Let's say she wants to sign a message like "I am Alice an hereby proof to Bob that I know one of the keys".
She hashes it to get $m$.
Alice now generates a random value $r_i$ for every public key $k_i$ and encrypts them to get $y_i$.
Note that they all $y_i$ are unpredictable pseudorandom values.
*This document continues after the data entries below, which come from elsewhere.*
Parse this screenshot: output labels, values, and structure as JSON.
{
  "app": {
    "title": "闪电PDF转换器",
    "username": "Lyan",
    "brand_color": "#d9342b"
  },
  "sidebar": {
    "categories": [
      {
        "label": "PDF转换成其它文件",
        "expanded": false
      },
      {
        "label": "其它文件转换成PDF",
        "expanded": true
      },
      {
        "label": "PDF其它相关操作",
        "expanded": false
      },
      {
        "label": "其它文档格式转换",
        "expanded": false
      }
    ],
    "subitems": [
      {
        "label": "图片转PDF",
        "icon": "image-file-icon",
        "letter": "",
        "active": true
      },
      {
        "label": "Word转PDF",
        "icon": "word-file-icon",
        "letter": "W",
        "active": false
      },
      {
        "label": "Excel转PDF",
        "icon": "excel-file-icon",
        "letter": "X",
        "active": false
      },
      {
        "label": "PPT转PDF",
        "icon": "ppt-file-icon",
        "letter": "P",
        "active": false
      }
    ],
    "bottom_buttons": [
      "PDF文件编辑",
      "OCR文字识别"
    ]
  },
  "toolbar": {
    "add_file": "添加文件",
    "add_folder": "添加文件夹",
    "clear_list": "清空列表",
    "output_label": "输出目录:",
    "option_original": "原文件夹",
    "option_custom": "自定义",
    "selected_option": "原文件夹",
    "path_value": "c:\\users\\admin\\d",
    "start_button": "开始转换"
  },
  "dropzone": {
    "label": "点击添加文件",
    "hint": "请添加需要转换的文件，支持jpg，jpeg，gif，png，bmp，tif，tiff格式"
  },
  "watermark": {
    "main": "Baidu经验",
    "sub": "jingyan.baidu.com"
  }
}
The only $y_i$ she can choose is the one that belongs to her key $k_j$, she just chooses $y_j$ and sign it to get $r_j$ ($r_j$ looks like every other random data)
Now she can choose $y_j$ so that the xor of all $y_i$ equals $m$.
She sends the message and all the $r_i$ to Bob (if the order is not clear, add a note which $r_i$ belongs to which key)
To verify, Bob just encrypts every $r_i$ with the public key $k_i$ to get the $y_i$, xors them all and checks if it equals $m$.
Since all $y_i$ are like random numbers, when you don't know the key, there is no way to fake a signature without knowing a private key.
Additionally there is no way to tell which $y_i$ and $r_i$ was not randomly generated, because they all look random.
Important EDIT:
I forgot the symmetric encryption step in the ring signature. Between the xor steps symmetric encryption should be applied. This still allows allice to recover the $y_i$ she needs, but makes attacks harder.